For the 2019 Our Common Future Lecture, we invited Dr. Elaine Richardson from The Ohio State University’s Department of Teaching and Learning.
Professor Richardson’s exemplary scholarship is complemented by her professional leadership roles and the spearheading of socially oriented initiatives. She has held prominent roles in several committees established by the National Council of Teachers of English, and has won numerous grants leading to the implementation of community-oriented literacy initiatives.
Dr. Richardson’s talk illuminated the language, literacies, communicative and rhetorical practices of the Black Lives Matter (BLM) movement. BLM is an activist movement led by the African-American community that campaigns against violence and systemic racism towards people of color.

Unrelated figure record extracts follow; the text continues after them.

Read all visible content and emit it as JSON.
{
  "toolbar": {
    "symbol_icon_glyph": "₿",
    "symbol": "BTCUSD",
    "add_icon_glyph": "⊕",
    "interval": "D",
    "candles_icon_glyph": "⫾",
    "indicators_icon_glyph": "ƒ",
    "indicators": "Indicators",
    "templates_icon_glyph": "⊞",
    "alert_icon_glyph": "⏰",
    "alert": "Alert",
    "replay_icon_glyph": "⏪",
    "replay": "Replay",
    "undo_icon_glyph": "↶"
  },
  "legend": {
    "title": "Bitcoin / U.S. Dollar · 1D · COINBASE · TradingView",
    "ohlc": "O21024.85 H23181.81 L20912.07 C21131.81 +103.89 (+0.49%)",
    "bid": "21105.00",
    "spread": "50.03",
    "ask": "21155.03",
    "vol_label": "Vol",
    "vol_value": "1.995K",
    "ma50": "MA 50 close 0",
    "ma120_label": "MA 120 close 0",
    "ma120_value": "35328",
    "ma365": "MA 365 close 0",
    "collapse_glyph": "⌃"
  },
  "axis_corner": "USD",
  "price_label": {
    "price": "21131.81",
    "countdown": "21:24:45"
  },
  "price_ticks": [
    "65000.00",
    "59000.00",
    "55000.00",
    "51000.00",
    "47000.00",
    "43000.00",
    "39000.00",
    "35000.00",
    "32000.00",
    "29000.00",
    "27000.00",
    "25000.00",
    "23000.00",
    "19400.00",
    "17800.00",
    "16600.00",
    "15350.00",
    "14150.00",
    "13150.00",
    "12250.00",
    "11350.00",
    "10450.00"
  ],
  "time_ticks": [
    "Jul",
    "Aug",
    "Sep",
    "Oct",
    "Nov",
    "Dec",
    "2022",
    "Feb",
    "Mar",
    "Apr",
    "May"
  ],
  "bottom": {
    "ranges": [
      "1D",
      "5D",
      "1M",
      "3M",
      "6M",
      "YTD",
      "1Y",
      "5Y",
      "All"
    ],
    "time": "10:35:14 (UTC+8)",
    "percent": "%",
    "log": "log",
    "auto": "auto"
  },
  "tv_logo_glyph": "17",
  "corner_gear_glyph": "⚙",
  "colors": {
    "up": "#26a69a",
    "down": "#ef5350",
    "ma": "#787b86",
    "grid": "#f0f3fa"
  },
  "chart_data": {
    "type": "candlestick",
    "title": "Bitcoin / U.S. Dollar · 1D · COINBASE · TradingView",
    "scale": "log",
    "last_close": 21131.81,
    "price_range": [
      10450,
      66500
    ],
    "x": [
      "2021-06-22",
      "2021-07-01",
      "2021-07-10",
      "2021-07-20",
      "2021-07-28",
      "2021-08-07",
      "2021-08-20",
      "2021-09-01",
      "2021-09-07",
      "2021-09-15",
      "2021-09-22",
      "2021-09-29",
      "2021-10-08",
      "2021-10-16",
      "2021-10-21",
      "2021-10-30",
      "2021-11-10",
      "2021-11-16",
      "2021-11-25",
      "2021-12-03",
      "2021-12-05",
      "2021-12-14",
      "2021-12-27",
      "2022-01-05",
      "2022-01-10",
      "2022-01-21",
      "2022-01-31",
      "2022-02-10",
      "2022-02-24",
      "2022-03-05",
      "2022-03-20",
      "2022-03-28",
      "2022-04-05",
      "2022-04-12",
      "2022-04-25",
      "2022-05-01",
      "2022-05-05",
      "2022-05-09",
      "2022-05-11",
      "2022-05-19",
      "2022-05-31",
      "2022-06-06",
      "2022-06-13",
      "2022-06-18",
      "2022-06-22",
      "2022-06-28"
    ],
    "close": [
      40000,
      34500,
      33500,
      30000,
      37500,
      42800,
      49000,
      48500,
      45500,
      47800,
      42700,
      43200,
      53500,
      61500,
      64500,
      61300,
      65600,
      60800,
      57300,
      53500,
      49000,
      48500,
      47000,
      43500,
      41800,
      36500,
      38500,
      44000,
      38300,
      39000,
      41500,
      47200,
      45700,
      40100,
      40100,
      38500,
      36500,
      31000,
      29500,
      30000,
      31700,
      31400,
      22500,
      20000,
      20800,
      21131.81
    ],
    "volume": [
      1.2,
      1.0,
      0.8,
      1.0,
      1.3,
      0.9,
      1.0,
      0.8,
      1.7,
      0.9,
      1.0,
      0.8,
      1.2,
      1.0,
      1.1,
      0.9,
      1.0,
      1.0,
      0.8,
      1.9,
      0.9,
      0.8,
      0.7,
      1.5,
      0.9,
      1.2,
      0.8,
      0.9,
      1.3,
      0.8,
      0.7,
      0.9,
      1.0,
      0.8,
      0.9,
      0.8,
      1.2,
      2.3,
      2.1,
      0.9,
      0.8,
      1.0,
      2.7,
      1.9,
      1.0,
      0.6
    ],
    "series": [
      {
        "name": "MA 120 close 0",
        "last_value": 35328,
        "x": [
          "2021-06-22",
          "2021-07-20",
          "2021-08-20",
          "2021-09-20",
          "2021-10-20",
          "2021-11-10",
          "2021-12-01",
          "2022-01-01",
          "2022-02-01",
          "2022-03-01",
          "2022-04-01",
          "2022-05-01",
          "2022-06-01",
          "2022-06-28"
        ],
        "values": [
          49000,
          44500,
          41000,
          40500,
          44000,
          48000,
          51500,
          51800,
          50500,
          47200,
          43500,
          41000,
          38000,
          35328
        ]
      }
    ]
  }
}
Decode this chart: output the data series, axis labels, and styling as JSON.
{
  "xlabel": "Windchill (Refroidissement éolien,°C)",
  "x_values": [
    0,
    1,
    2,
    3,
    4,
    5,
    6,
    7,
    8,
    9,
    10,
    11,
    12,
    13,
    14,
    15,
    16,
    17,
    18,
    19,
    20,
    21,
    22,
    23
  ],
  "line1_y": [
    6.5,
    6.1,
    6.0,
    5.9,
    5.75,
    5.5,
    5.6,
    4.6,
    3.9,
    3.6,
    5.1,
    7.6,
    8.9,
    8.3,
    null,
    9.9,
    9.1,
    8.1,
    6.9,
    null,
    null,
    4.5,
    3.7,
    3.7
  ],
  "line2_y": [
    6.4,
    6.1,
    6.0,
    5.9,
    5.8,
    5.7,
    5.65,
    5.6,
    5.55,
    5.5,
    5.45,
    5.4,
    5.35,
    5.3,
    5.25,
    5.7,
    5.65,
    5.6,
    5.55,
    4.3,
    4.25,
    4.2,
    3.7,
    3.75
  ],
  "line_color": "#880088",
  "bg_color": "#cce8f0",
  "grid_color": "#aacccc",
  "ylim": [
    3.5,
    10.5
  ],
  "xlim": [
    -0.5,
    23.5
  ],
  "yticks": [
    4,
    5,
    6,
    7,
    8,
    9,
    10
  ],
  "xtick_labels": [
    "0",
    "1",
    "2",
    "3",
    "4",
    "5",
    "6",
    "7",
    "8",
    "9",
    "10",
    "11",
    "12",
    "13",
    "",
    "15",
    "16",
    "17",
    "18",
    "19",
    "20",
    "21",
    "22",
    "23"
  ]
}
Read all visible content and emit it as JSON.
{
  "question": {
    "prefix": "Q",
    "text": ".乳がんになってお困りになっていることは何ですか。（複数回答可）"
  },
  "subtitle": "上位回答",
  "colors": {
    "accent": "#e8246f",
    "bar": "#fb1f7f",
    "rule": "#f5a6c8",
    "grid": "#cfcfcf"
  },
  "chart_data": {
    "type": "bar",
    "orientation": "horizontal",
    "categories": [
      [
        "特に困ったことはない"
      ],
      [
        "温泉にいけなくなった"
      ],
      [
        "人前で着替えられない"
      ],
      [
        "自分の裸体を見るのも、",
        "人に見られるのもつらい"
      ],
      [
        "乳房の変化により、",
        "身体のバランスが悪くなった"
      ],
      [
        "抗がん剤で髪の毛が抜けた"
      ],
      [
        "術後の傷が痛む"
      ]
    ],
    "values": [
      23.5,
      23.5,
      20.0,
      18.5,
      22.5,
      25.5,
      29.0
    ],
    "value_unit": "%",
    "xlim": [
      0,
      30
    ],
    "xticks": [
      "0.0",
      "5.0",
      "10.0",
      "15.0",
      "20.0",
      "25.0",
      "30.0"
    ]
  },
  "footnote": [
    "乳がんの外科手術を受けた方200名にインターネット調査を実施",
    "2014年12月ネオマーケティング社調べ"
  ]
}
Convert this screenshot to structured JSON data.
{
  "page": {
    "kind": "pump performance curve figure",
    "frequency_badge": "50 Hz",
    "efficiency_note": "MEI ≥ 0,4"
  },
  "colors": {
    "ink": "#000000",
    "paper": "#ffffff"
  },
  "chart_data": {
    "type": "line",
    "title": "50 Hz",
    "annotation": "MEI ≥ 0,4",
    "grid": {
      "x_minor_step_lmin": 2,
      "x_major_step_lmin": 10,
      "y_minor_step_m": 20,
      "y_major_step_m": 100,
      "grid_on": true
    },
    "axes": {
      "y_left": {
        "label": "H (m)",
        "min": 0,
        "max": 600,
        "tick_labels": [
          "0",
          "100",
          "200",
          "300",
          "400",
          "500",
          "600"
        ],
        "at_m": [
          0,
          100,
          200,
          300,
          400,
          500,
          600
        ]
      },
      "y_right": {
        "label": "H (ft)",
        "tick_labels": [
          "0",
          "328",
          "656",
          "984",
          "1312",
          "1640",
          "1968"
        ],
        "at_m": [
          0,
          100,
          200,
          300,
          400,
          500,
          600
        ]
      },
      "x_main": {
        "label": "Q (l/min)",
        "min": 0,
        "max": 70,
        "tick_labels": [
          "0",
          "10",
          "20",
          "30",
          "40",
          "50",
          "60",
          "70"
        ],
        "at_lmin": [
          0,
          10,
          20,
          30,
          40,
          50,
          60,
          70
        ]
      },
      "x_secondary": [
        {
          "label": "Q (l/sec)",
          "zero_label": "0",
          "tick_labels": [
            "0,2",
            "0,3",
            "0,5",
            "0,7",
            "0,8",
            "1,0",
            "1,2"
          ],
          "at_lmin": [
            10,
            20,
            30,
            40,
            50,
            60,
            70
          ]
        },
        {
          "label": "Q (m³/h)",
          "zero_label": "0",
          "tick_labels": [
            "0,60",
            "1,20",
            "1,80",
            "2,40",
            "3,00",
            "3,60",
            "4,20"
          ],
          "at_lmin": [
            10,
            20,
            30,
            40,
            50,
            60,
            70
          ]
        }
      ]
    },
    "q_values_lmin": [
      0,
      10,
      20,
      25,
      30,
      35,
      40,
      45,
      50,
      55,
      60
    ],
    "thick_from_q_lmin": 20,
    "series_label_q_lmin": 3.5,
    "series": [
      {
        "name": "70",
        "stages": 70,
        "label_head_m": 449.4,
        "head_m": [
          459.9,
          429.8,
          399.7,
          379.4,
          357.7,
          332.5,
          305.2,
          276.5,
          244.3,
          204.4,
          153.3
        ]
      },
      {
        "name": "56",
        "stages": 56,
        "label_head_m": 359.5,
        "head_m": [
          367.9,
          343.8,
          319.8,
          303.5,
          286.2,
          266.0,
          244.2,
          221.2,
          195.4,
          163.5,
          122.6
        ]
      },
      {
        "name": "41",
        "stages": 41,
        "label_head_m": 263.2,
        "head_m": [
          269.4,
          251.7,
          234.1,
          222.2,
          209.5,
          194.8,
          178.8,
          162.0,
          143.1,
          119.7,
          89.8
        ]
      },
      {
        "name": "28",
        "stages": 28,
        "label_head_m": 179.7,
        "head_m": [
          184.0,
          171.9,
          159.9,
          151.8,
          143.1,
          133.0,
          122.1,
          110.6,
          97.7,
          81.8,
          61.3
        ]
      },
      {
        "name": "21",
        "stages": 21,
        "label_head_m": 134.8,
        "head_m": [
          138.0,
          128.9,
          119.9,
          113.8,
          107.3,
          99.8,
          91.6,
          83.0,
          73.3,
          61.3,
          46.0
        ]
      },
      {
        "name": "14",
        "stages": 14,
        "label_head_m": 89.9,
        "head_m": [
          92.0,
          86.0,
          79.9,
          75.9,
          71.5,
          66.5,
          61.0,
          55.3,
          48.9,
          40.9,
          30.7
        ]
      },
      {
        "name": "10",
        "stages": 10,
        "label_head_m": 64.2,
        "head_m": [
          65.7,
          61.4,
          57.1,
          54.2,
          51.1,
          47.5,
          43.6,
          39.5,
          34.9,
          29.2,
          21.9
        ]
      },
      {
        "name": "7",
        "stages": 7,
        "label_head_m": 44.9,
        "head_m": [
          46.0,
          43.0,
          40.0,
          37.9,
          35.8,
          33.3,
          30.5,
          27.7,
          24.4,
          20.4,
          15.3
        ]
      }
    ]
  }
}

“The Black Lives Matter movement expands upon traditions to signify pride, resilience and affirmation of all black humanity.”
Dr. Elaine Richardson
She went on to discuss how language is a tie that binds. It provides solidarity within the community and gives people a sense of personal identity. Richardson used examples on how prominent athletes and black people have steered the conversation in the right direction by performing acts of solidarity.

In December 2014, Lebron James and other NBA players wore shirts that read “I can’t breathe” as a gesture to Eric Garner’s family – the 29-year-old unarmed black man who died in July 2014. Last September (2018) Nike’s groundbreaking new advertising campaign featuring Colin Kaepernick – who kneeled during the playing of the national anthem before games to protest racism, social inequality and police brutality – read “believe in something, even if it means sacrificing everything.”
“Black Lives Matter uses a productive, communicative approach in mobilizing masses to confront racial injustice,” Richardson said.
The use of social media has amplified the movement by heightening consciousness among black youth and encouraging them to stand up. By using the #BlackLivesMatter hashtag, it’s made it possibly to create a digital footprint and have online conversations. Most recently, #SayherName has surfaced, representing the black female victims of police brutality and anti-black violence in the United States. Over the years, Dr. Richardson notes the black community has made it clear they will not stand for the continued assault on black life.
“The Black Lives Matter movement has asserted that black lives do matter. All lives will matter when all black lives matter.”
Dr. Elaine Richardson

Dr. Richardson’s talk also marked the official launch of the Community Literacy Journal, which is housed at FIU and supported by the Department of English and the Writing and Rhetoric Program. The Community Literacy Journal is an interdisciplinary journal that publishes both scholarly work that contributes to theories, methodologies, and research agendas and work by literacy workers, practitioners and community literacy program staff. Dr. Richardson’s article “#StayWoke: The Language and Literacies of the BlackLivesMatter Movement,” co-authored with Alice Ragland, was featured in the Spring 2018 issue. Their essay has also been selected for the Best of the Journals in Rhetoric and Composition 2019 collection, to be published by Parlor Press.